When the pharmaceutical company addressed you, it treated you as a part of two different systems while it knew only one system part is capable of acting and understanding.

It treated you both as an element of the humankind (when it showed you the statistical risk of an irreversible diseases or death) and as an individual, when it expected an action from you and not from the whole humankind.

To say it simpler it’s like this: “We all suffer from hunger, therefore we have to eat you, Jim“. Can you feel this incorrect “therefore”?

This is only the first half of the bullshit, though. The other implied half says that your risk as an individual is equal in quality to the risk of the humankind.

The humankind, as a static system, cannot take any risk when considering a global vaccine, for example. But if that vaccine is meant to prevent some local Amazonian flue while you never left, say, Russia, there’s no much sense having that vaccine, is it?

Equalizing the risk potentials of a dynamic system to a static one’s is the second mistake.

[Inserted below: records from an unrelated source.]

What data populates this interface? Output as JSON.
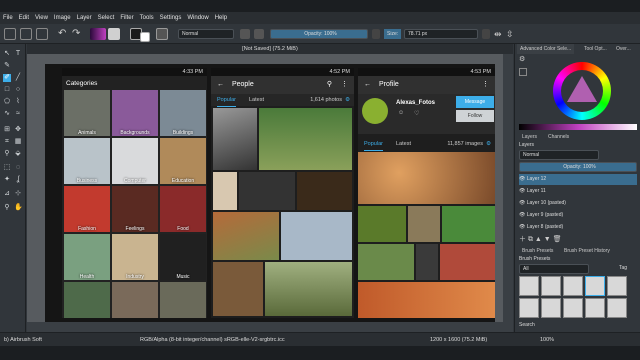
{
  "menu": [
    "File",
    "Edit",
    "View",
    "Image",
    "Layer",
    "Select",
    "Filter",
    "Tools",
    "Settings",
    "Window",
    "Help"
  ],
  "toolbar": {
    "blend_mode": "Normal",
    "opacity_label": "Opacity: 100%",
    "size_label": "Size:",
    "size_value": "78.71 px"
  },
  "document": {
    "tab_title": "[Not Saved]  (75.2 MiB)"
  },
  "screen1": {
    "time": "4:33 PM",
    "title": "Categories",
    "tiles": [
      {
        "label": "Animals",
        "color": "#6b6f66"
      },
      {
        "label": "Backgrounds",
        "color": "#8a5a9a"
      },
      {
        "label": "Buildings",
        "color": "#7c8a95"
      },
      {
        "label": "Business",
        "color": "#b9c3c9"
      },
      {
        "label": "Computer",
        "color": "#d9dadc"
      },
      {
        "label": "Education",
        "color": "#b08a5a"
      },
      {
        "label": "Fashion",
        "color": "#c23a2e"
      },
      {
        "label": "Feelings",
        "color": "#5a2a22"
      },
      {
        "label": "Food",
        "color": "#8a2a2a"
      },
      {
        "label": "Health",
        "color": "#7aa080"
      },
      {
        "label": "Industry",
        "color": "#c9b490"
      },
      {
        "label": "Music",
        "color": "#202020"
      },
      {
        "label": "",
        "color": "#4e6a4a"
      },
      {
        "label": "",
        "color": "#7a6a5a"
      },
      {
        "label": "",
        "color": "#6a6a5a"
      }
    ]
  },
  "screen2": {
    "time": "4:52 PM",
    "title": "People",
    "tab_popular": "Popular",
    "tab_latest": "Latest",
    "count": "1,614 photos"
  },
  "screen3": {
    "time": "4:53 PM",
    "title": "Profile",
    "username": "Alexas_Fotos",
    "message_btn": "Message",
    "follow_btn": "Follow",
    "tab_popular": "Popular",
    "tab_latest": "Latest",
    "count": "11,857 images"
  },
  "docker": {
    "tab1": "Advanced Color Sele...",
    "tab2": "Tool Opt...",
    "tab3": "Over...",
    "layers_tab": "Layers",
    "channels_tab": "Channels",
    "layers_header": "Layers",
    "layer_mode": "Normal",
    "layer_opacity": "Opacity: 100%",
    "layers": [
      "Layer 12",
      "Layer 11",
      "Layer 10 (pasted)",
      "Layer 9 (pasted)",
      "Layer 8 (pasted)"
    ],
    "brush_tab1": "Brush Presets",
    "brush_tab2": "Brush Preset History",
    "brush_header": "Brush Presets",
    "brush_filter": "All",
    "brush_tag": "Tag",
    "brush_search": "Search"
  },
  "status": {
    "brush": "b) Airbrush Soft",
    "color": "RGB/Alpha (8-bit integer/channel)  sRGB-elle-V2-srgbtrc.icc",
    "dims": "1200 x 1600 (75.2 MiB)",
    "zoom": "100%"
  },
  "colors": {
    "accent": "#3daee9",
    "panel": "#31363b",
    "message_btn": "#3daee9"
  }
}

It’s like saying “the risk of drowning in the sea is the same for both humans and dolphins”.

Back to our business, the human body as well as a computer OS are complex systems that only have to not be flawed in their lifetime, without having to be flawless by design.

Mutatis mutandis, “your Apple OS might be at risk” should never be considered a threat to the OS integrity unless the flaw already exists and the risk is quantifiable, as the OS was not build as a static and inert system, but as a dynamic one.

À quoi bon?

If you are unable to correctly measure a risk or keep it enclosed in its proper category, you’re life will be uglier.

But this has nothing to do with my story; I just wanted to tell you the joke with the Albanian virus.